Furthermore, this year ICML has specifically called for application-driven submissions. The Call For Papers seeks “Application-Driven Machine Learning (innovative techniques, problems, and datasets that are of interest to the machine learning community and driven by the needs of end-users in applications such as healthcare, physical sciences, biosciences)”. We believe our paper aligns well with this focus, as it provides a valuable new dataset for an important area of science that currently suffers from a lack of high-quality data.
Thank you once more for your feedback. Please let us know if you have any further questions.
I appreciate the authors reply to my review.
I do not really see why a dataset would need to be published in the premier conference for machine learning practitioners for it to reach this audience. ChEMBL, PDB, UniRef, or more recently PLINDER, OAS, PDBind are all datasets used by ML researchers interested in applications to chemistry and biology, and none of these datasets themselves have been published as main track ML conference paper.
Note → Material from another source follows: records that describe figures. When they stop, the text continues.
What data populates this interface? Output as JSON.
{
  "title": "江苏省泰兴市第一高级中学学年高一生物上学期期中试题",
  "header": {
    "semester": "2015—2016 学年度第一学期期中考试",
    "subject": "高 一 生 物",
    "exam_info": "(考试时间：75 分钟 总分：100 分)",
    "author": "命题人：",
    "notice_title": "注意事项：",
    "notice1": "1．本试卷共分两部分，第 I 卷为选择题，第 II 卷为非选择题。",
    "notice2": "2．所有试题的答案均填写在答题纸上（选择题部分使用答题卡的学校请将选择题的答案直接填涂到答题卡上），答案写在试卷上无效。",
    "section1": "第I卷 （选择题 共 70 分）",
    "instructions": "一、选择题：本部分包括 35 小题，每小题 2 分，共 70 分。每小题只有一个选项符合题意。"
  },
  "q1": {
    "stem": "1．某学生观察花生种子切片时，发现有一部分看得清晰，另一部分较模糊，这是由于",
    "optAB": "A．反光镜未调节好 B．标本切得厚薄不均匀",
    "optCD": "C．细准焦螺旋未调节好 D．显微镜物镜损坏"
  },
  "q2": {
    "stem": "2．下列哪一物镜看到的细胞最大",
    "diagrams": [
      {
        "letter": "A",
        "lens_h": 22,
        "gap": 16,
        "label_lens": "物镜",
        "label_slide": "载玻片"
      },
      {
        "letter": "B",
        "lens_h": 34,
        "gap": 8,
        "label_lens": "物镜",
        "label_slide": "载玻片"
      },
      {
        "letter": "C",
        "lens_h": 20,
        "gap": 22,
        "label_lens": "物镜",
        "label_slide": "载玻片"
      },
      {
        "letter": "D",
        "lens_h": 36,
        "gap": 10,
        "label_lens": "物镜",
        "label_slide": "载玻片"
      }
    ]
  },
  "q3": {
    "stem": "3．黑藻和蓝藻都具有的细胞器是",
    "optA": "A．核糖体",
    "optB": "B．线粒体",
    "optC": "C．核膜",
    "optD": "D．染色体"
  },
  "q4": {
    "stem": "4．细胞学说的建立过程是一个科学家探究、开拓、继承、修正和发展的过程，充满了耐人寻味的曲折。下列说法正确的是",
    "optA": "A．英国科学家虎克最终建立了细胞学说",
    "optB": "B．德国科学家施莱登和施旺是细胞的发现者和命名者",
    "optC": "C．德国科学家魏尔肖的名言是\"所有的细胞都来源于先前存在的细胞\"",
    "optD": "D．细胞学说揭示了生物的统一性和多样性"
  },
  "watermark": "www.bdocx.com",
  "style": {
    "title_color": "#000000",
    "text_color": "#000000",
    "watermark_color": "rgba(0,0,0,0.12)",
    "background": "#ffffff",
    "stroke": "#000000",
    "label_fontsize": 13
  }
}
Nonetheless, it is clear this is a valuable contribution to the community. Given enthusiasm of some of the other reviewers as well, I have bumped the score to 3.
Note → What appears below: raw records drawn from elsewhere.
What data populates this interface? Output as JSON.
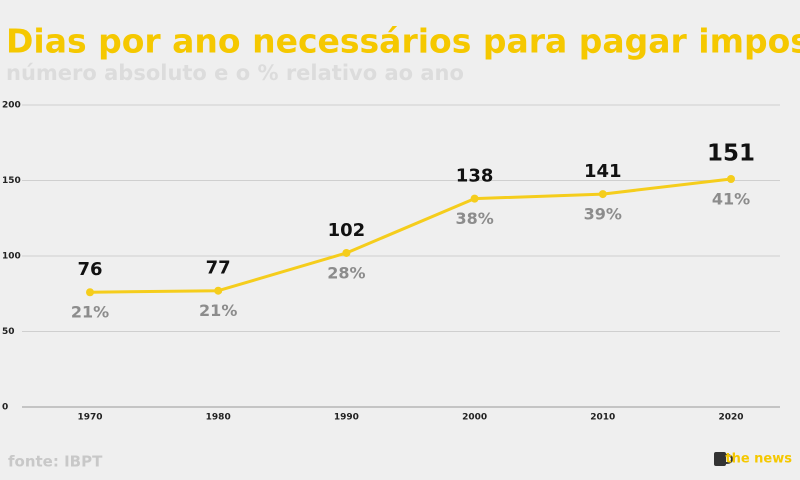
{
  "chart_data": {
    "type": "line",
    "title": "Dias por ano necessários para pagar impostos",
    "subtitle": "número absoluto e o % relativo ao ano",
    "categories": [
      "1970",
      "1980",
      "1990",
      "2000",
      "2010",
      "2020"
    ],
    "values": [
      76,
      77,
      102,
      138,
      141,
      151
    ],
    "relative": {
      "values": [
        21,
        21,
        28,
        38,
        39,
        41
      ],
      "value_labels": [
        "21%",
        "21%",
        "28%",
        "38%",
        "39%",
        "41%"
      ]
    },
    "color": "#f5cd1c",
    "ylim": [
      0,
      200
    ],
    "yticks": [
      0,
      50,
      100,
      150,
      200
    ],
    "grid": true,
    "source": "fonte: IBPT",
    "brand": "the news"
  }
}
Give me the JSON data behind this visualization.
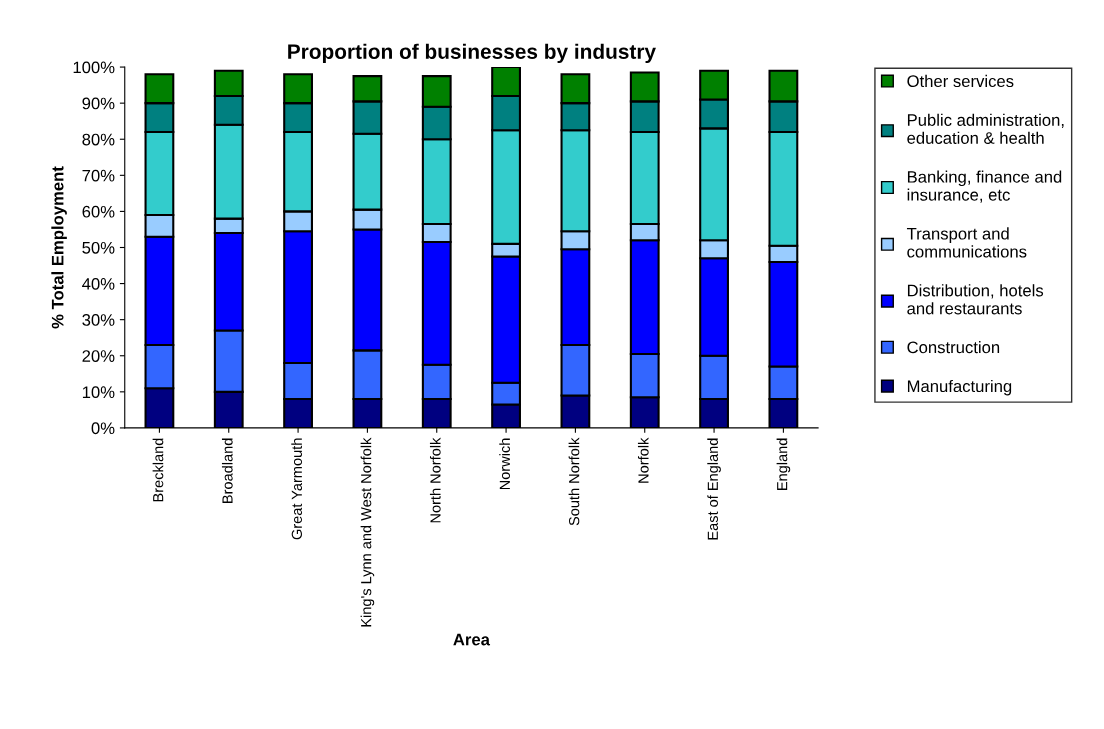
{
  "chart_data": {
    "type": "bar",
    "title": "Proportion of businesses by industry",
    "xlabel": "Area",
    "ylabel": "% Total Employment",
    "categories": [
      "Breckland",
      "Broadland",
      "Great Yarmouth",
      "King's Lynn and West Norfolk",
      "North Norfolk",
      "Norwich",
      "South Norfolk",
      "Norfolk",
      "East of England",
      "England"
    ],
    "stacked": true,
    "ylim": [
      0,
      100
    ],
    "yticks": [
      {
        "value": 0,
        "label": "0%"
      },
      {
        "value": 10,
        "label": "10%"
      },
      {
        "value": 20,
        "label": "20%"
      },
      {
        "value": 30,
        "label": "30%"
      },
      {
        "value": 40,
        "label": "40%"
      },
      {
        "value": 50,
        "label": "50%"
      },
      {
        "value": 60,
        "label": "60%"
      },
      {
        "value": 70,
        "label": "70%"
      },
      {
        "value": 80,
        "label": "80%"
      },
      {
        "value": 90,
        "label": "90%"
      },
      {
        "value": 100,
        "label": "100%"
      }
    ],
    "grid": false,
    "legend": "right",
    "series": [
      {
        "name": "Manufacturing",
        "color": "#000080",
        "values": [
          11,
          10,
          8,
          8,
          8,
          6.5,
          9,
          8.5,
          8,
          8
        ]
      },
      {
        "name": "Construction",
        "color": "#3366ff",
        "values": [
          12,
          17,
          10,
          13.5,
          9.5,
          6,
          14,
          12,
          12,
          9
        ]
      },
      {
        "name": "Distribution, hotels and restaurants",
        "color": "#0000ff",
        "values": [
          30,
          27,
          36.5,
          33.5,
          34,
          35,
          26.5,
          31.5,
          27,
          29
        ]
      },
      {
        "name": "Transport and communications",
        "color": "#99ccff",
        "values": [
          6,
          4,
          5.5,
          5.5,
          5,
          3.5,
          5,
          4.5,
          5,
          4.5
        ]
      },
      {
        "name": "Banking, finance and insurance, etc",
        "color": "#33cccc",
        "values": [
          23,
          26,
          22,
          21,
          23.5,
          31.5,
          28,
          25.5,
          31,
          31.5
        ]
      },
      {
        "name": "Public administration, education & health",
        "color": "#008080",
        "values": [
          8,
          8,
          8,
          9,
          9,
          9.5,
          7.5,
          8.5,
          8,
          8.5
        ]
      },
      {
        "name": "Other services",
        "color": "#008000",
        "values": [
          8,
          7,
          8,
          7,
          8.5,
          8,
          8,
          8,
          8,
          8.5
        ]
      }
    ]
  }
}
This paper presents KinDEL, a DNA-encoded library (DEL) dataset for two kinases (MAPK14 and DDR1), comprising 81 million compound-target interactions with associated on-DNA repeats, off-DNA binding affinities, and predicted 3D structures. It includes baseline models and multiple evaluation splits.
All reviewers acknowledge the dataset's value. Reviewer wZnX strongly supports acceptance, noting the dataset's novelty and utility for modeling DEL experiments. Reviewer Yxwq highlights the rigorous evaluation and the importance of DELs as a largely untapped area for ML, raising minor concerns about clarity, which the authors addressed well in the rebuttal. Reviewer 2jpD initially questioned venue fit but ultimately recognized the contribution’s merit and raised their score to a weak accept.
The authors make a convincing case for ICML as the appropriate venue, citing the conference’s call for application-driven ML in biosciences. The rebuttal directly addresses reviewer concerns and proposes clear manuscript improvements.
This is a well-executed, impactful contribution that introduces a high-quality benchmark dataset with clear relevance to the ML community.